A elle seule, la compagnie Air France a bénéficié de sept milliards d'euros d'aide de l'Etat sous forme de prêts directs ou de prêts bancaires garantis par la puissance publique, une somme comprise dans les 15 milliards du plan. Cela doit notamment lui permettre de concrétiser la commande de 60 Airbus A220 et 38 gros-porteurs A350 qu'elle avait prévue.
Le ministère des Armées va anticiper dès cet année des commandes d'aéronefs militaires qui étaient prévues pour plus tard, à hauteur de 600 millions d'euros, soit environ 5% de son budget d'équipements, a annoncé la ministre Florence Parly.
L'avion vert
Quelque 1,5 milliard d'euros de financement public seront consacrés dans les trois prochaines années à la recherche-développement dans le but de "parvenir à un avion neutre en carbone en 2035", a annoncé le ministre.

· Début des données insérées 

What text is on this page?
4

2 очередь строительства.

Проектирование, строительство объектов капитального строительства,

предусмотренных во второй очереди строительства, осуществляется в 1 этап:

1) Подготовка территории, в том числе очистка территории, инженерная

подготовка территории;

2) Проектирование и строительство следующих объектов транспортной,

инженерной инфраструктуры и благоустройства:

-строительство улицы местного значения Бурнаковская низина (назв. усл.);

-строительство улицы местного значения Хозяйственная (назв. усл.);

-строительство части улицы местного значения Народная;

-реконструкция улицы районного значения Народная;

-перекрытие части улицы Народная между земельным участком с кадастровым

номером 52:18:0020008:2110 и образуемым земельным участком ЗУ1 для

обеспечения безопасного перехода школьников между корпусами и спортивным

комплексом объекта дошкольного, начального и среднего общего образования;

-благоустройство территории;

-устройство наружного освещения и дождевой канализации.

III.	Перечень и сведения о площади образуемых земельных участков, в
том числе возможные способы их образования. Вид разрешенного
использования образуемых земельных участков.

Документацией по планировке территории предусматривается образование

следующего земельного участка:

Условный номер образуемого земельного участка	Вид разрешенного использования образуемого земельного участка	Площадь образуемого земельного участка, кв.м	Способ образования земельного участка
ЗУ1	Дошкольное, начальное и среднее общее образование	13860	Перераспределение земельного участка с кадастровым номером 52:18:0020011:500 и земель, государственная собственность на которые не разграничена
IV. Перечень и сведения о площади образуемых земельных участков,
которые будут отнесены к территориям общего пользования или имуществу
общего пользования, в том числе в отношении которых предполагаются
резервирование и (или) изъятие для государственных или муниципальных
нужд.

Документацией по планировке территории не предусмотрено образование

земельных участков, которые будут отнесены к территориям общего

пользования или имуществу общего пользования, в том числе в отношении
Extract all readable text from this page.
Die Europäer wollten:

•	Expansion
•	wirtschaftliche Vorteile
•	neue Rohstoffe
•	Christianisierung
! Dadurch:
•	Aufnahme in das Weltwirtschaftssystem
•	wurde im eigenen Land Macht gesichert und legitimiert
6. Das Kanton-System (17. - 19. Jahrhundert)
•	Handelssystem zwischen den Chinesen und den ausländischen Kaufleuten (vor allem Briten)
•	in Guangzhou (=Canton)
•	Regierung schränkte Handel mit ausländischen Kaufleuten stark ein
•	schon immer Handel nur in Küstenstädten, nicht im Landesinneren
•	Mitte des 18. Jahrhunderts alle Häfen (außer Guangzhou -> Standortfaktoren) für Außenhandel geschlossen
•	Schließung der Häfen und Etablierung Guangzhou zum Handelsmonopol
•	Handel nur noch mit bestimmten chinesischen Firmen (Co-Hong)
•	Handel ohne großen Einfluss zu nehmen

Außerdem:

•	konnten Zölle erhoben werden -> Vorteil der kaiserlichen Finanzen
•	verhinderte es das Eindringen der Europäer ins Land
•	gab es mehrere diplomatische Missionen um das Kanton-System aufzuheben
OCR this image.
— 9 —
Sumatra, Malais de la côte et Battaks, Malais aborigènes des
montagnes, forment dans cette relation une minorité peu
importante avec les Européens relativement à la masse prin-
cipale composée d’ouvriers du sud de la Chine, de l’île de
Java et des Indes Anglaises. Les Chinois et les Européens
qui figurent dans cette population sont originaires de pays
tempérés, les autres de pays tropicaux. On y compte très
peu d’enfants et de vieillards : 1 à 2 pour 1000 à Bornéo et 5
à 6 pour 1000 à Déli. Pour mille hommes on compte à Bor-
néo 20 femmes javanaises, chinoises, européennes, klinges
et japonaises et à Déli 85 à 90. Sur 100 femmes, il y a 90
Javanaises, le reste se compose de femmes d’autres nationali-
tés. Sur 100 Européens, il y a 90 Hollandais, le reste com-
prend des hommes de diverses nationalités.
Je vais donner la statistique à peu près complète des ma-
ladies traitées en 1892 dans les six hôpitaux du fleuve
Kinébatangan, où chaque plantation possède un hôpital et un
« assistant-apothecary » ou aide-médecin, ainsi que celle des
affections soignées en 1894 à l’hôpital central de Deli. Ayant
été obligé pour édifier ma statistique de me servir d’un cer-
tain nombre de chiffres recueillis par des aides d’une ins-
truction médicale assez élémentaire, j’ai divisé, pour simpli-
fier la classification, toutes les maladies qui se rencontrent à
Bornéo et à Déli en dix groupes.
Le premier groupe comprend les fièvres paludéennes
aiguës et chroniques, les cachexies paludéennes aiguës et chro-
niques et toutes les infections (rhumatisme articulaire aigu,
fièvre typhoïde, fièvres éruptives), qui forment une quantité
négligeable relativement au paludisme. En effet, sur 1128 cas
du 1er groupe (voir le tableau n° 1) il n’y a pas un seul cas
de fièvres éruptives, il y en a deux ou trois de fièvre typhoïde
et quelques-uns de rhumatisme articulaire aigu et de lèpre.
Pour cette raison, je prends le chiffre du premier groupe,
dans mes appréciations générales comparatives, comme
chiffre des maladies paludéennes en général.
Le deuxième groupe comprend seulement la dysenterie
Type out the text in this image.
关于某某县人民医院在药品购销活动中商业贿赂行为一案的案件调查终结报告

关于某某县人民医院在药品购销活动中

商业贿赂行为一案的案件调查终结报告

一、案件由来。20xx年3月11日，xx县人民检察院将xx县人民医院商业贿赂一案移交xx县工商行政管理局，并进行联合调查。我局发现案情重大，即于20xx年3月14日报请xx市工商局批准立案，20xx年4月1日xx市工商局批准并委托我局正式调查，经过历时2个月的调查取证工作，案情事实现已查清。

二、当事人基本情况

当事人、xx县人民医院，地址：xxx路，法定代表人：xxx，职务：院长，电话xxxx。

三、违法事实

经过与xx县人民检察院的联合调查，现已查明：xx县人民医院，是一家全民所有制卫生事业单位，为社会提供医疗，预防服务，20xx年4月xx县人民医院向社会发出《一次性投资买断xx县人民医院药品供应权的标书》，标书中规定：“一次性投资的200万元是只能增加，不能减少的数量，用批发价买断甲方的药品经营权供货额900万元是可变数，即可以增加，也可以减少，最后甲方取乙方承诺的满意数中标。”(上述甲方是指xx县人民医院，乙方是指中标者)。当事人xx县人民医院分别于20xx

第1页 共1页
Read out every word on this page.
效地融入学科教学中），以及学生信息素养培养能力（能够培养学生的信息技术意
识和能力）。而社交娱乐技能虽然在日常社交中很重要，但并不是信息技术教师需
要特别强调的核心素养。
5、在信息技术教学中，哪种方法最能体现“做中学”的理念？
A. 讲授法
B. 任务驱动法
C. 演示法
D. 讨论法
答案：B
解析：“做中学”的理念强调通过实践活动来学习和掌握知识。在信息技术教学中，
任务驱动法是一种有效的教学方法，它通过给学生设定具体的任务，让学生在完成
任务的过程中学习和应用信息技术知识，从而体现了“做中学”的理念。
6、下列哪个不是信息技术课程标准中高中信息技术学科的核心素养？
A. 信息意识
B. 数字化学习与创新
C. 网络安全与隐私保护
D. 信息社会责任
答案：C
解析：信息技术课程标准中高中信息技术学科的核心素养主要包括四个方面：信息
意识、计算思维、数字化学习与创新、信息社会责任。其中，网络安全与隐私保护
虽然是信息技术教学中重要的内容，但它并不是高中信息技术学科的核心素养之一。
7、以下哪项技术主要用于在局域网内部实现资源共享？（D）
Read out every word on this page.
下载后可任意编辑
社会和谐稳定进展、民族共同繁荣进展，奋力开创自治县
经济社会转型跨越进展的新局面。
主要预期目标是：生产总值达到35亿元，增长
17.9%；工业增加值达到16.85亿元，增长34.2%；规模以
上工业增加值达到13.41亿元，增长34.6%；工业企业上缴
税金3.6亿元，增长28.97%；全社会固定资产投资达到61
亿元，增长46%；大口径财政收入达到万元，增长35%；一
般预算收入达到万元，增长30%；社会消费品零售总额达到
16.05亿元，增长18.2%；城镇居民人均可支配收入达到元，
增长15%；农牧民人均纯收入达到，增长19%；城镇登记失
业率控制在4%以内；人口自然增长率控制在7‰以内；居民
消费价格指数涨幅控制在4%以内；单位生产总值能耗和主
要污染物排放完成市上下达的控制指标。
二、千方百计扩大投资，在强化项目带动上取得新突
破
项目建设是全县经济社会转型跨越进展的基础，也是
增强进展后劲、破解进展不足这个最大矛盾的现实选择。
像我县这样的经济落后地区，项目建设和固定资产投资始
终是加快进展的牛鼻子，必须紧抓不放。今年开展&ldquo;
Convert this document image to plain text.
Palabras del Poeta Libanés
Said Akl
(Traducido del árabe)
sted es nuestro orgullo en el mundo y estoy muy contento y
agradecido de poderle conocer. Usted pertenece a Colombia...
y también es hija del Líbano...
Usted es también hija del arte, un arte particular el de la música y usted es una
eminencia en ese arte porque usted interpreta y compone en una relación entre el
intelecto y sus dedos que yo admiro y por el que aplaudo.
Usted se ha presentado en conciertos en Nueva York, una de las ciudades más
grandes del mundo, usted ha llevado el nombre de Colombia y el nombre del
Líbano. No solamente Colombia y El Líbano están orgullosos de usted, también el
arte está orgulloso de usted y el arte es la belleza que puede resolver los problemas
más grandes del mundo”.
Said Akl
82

Rencontrés à la sortie de leur usine toulousaine, Jules et Aymeric, salariés de l'aéronautique restent sceptiques "les avions sans carbone sont une alternative pour la suite, mais je ne sais pas si cela sera viable à long terme" modère le premier , "les entreprises sous-traitantes se diversifient effectivement avec ce type d'énergie, mais de là à offrir une perspective pour l'ensemble de la filière... "
Alors que près d'un tiers de 35.000 emplois consacrés à la R&D dans la filière aéronautique sont remis en question par les difficultés du secteur, l'objectif est de préparer les prochaines générations d'avions commerciaux, d'hélicoptères et avions d'affaires dotées de nouveaux modes de propulsion émettant moins de CO2, comme les moteurs à hydrogène et à "très haut taux de dilution".
La sous-traitance
Le Toulousain Philippe Faucard, délégué syndical Unsa Aviation chez Derichebourg regrette que les sous- traitants n’aient pas été évoqués ce mardi "les manques de ce plan : le maintien de l'emploi mais surtout des salaires, on s'aperçoit qu'on va vers la baisse des rémunérations" estime celui pour qui "il n'y a rien de positif, hormis pour l'écologie avec l'avion propre. C'est une grosse déception pour nous".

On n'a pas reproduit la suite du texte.